There are many new signs of decline.
Isaiah almost sits down, then changes his mind. He hitches up his clothes so they don’t touch the floor.
‘Of course, this latest miracle never happened,’ he says.
He repositions the leather phylactery strapped to his upper arm (‘His kingdom shall never be destroyed, and his dominion has no end’ Daniel 6:26).
‘There are five thousand people who believe it did,’ Mary interrupts.

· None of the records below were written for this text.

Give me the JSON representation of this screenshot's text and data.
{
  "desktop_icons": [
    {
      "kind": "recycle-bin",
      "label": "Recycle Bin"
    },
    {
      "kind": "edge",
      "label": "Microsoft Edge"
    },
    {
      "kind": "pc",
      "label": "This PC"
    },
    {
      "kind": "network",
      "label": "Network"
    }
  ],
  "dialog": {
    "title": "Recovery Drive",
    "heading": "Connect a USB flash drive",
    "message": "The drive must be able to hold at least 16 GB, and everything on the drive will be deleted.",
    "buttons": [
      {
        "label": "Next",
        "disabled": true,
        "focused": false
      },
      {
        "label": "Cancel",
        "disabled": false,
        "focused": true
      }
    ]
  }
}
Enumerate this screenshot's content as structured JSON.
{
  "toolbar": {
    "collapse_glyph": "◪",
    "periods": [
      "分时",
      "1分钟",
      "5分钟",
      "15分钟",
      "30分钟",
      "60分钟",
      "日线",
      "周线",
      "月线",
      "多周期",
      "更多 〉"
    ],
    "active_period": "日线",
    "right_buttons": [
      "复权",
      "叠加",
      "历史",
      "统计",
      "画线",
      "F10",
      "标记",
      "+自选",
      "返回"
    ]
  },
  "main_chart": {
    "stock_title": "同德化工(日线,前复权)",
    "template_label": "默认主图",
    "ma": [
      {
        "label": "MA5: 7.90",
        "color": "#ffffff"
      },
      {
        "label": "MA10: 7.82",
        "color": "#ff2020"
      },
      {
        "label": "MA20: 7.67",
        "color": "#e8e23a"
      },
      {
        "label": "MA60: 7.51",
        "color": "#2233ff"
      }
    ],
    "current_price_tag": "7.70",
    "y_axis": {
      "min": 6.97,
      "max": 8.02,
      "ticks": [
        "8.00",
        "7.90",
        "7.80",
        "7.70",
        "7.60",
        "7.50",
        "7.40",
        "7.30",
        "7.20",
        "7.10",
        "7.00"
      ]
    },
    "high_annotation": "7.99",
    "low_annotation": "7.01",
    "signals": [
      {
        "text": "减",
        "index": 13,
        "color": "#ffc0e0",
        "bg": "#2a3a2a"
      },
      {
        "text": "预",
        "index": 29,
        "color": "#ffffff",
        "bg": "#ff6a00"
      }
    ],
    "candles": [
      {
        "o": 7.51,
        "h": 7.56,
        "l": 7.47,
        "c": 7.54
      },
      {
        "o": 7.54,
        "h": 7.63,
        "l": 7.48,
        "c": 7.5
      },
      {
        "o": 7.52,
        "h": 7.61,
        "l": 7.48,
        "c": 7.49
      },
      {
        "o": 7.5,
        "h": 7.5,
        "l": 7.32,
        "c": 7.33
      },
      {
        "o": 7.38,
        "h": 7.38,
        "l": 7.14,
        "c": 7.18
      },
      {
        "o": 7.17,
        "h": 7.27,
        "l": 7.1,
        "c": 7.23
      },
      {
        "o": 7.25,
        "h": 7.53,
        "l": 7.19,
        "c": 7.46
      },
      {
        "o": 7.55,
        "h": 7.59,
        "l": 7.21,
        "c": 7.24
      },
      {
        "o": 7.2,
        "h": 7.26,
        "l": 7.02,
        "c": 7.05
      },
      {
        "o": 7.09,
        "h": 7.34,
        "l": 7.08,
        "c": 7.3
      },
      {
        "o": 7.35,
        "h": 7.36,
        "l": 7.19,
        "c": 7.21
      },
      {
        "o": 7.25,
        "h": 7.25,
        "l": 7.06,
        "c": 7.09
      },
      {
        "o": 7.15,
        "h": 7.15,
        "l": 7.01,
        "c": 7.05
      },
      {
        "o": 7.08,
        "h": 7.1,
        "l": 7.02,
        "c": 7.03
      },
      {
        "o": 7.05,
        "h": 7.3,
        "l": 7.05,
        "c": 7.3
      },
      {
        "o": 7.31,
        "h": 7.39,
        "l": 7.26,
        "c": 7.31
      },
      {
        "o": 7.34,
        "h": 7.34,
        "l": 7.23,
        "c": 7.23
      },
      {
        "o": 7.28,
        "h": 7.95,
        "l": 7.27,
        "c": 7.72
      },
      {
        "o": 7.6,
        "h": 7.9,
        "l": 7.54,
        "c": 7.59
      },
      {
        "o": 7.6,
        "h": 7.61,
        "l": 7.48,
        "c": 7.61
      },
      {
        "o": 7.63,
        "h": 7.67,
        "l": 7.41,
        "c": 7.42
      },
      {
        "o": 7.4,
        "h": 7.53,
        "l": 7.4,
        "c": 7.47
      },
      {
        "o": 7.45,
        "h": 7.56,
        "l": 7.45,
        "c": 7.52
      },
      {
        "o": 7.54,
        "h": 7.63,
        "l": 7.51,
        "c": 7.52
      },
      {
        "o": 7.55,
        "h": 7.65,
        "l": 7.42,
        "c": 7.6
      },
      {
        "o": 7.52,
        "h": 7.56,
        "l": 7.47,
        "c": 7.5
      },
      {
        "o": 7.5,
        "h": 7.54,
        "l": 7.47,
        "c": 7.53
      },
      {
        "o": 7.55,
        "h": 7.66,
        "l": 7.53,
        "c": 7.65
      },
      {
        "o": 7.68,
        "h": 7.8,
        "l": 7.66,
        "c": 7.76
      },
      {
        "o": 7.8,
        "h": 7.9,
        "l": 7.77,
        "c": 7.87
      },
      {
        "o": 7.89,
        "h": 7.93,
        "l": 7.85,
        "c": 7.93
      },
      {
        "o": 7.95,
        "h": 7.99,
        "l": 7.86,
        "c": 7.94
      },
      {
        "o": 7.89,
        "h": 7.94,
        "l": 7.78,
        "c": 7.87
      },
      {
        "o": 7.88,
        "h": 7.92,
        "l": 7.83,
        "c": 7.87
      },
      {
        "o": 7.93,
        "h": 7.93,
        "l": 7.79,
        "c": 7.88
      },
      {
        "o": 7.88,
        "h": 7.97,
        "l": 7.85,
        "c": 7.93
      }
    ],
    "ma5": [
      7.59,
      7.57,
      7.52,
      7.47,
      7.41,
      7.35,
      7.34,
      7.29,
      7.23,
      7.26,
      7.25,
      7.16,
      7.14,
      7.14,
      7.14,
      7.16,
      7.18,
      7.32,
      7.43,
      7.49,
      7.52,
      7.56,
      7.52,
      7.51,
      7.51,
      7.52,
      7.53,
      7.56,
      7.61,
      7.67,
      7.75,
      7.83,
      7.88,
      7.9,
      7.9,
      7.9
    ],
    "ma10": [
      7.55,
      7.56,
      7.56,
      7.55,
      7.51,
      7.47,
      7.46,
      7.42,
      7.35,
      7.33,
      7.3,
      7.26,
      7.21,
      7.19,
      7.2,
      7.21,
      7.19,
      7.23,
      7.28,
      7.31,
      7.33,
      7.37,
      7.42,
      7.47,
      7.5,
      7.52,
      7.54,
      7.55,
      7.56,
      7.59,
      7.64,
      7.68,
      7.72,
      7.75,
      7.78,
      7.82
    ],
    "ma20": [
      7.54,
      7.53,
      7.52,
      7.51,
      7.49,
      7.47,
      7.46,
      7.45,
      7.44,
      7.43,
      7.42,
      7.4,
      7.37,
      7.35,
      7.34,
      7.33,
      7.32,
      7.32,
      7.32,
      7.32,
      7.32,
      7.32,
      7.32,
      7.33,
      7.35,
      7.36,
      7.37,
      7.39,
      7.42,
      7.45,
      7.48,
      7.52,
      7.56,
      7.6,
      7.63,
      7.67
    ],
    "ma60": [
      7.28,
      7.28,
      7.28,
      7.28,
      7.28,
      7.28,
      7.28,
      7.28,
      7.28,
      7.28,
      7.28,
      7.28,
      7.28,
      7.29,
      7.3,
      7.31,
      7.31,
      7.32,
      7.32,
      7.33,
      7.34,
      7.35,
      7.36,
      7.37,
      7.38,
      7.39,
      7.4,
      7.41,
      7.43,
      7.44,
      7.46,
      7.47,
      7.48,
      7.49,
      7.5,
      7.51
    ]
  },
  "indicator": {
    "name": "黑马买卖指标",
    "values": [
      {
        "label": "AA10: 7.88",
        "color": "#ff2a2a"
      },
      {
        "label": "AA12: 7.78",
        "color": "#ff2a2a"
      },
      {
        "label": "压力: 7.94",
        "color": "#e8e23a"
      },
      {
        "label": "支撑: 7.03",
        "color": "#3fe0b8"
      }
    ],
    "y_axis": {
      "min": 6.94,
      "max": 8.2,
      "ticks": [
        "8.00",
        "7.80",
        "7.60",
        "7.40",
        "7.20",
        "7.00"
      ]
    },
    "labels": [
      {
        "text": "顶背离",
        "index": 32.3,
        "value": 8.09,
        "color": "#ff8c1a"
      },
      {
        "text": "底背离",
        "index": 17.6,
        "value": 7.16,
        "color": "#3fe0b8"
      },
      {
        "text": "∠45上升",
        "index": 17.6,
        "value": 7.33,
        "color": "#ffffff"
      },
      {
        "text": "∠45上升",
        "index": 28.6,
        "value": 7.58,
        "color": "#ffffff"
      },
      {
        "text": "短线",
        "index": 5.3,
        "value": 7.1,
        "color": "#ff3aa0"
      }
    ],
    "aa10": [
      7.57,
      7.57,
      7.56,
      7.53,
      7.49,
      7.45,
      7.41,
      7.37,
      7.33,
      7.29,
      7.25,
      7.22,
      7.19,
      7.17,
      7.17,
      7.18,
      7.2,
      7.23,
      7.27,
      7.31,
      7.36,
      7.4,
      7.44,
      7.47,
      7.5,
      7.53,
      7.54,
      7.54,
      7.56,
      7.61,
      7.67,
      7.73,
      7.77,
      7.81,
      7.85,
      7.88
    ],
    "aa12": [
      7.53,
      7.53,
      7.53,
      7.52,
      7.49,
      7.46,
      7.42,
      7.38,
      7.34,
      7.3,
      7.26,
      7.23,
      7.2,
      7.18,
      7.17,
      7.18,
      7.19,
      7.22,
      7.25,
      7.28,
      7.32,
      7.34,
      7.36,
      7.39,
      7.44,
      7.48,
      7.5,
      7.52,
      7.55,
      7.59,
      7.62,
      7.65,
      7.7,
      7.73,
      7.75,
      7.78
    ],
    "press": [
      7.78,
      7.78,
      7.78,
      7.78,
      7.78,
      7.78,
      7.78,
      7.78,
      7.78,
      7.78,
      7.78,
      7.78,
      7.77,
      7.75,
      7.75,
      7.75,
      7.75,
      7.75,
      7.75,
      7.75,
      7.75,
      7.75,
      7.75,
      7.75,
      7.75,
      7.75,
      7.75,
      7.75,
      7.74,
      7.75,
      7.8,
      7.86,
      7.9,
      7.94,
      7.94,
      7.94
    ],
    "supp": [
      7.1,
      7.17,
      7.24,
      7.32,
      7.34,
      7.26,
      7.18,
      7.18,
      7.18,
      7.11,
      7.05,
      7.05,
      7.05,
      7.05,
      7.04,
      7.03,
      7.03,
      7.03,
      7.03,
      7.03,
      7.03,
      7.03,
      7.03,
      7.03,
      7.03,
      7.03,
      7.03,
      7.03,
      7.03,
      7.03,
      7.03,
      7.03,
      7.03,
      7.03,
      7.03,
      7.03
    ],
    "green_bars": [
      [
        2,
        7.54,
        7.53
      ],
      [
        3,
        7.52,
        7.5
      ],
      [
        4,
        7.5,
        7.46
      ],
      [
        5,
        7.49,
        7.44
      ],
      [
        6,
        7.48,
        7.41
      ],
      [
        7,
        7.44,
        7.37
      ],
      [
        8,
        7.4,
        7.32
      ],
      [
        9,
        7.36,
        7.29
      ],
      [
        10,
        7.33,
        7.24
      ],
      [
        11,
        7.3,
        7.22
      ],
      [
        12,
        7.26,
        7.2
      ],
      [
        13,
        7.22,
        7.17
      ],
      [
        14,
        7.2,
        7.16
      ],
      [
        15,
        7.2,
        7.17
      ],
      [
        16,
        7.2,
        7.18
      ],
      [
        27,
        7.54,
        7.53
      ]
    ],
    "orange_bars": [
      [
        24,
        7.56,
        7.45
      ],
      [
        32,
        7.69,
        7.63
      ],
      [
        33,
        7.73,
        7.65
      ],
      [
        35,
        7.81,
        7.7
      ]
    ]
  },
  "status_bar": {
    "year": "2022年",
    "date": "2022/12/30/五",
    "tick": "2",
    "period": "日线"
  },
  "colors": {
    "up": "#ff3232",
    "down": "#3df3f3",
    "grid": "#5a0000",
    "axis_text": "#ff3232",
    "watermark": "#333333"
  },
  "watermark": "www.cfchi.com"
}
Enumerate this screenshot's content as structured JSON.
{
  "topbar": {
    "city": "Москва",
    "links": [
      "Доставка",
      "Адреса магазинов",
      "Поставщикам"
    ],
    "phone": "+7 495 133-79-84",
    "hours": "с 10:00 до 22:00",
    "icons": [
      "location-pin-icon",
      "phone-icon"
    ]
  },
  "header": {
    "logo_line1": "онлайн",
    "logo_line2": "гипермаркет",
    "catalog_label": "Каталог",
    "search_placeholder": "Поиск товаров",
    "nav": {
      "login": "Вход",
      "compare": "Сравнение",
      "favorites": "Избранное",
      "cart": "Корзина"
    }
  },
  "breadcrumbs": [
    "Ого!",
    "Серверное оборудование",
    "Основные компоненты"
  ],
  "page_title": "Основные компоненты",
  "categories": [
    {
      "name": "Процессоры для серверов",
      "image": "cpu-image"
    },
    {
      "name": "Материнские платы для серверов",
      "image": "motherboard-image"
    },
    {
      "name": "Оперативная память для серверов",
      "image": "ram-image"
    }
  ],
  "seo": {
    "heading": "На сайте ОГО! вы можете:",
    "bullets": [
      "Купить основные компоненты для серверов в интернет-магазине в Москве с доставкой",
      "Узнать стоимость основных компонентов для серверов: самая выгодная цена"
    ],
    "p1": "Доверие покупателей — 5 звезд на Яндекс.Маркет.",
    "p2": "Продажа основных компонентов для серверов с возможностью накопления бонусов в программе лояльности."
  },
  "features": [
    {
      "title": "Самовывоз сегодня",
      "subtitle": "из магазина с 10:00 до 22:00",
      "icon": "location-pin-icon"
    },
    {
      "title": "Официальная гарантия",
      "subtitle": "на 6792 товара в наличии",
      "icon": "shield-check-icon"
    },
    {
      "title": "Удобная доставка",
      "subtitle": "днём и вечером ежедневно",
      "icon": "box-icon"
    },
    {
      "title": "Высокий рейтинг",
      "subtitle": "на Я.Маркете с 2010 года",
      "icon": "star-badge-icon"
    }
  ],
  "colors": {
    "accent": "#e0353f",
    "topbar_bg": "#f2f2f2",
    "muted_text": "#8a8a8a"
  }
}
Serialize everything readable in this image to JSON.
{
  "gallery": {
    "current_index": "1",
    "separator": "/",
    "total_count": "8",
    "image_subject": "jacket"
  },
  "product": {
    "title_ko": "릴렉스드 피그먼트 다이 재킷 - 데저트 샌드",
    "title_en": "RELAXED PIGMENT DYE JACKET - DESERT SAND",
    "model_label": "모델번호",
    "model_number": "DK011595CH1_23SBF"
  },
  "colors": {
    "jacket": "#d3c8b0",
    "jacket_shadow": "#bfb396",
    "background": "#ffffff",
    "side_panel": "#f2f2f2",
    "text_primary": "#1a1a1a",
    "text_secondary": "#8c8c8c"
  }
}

‘And thousands who weren’t there who don’t.’
Isaiah hastily replaces h
is handkerchief. If Jesus intended to convince the masses, he had missed his opportunity in Jerusalem. In Galilee he could do what he liked, because up in the sticks it hardly mattered.
‘I notice Lazarus has stopped sending us sacrifices. Maybe you should start again. For the sake of his health.’
‘Money,’ Lazarus says, and Isaiah flinches. The fiend can speak. ‘Can’t afford it.’
‘At the Temple we could make you a loan,’ Isaiah suggests. He speaks through the forgiving silk of his handkerchief. ‘In return you might have a word with Jesus. We’re getting tired of his stories. He sets us and the Romans on edge.’
‘Jesus means well,’ Mary says. She will not cover her nose while Isaiah is in the house, but the smell makes it hard to breathe. ‘He has done nothing to hurt you.’
‘We are the keepers of the vineyard,’ Isaiah reminds her, ‘and god doesn’t like miracles. Never has. I’m surprised Jesus doesn’t know that.’
Miracles are disruptive. When the dust settles there is always damage done—not all the hungry are fed, and not all the sick are healed. Not all the dead can rise, but Jesus doesn’t learn. He will know about the killing at Mount Deborah, but still he dupes a large crowd into believing he can change the world.
On behalf of the Sanhedrin, Isaiah has worked out an explanation for this latest miracle, a version of the incident that has circulated ever since. If it is credible now, it would have occurred to the sceptical at the time: the people of Galilee are selfish, which accounts for this recent episode. The Judaeans and Samaritans can agree that the selfish Galileans wouldn’t have wanted to share their food. They’d have kept hidden reserves until Jesus gave out the bread and fish he’d been saving for himself and the disciples.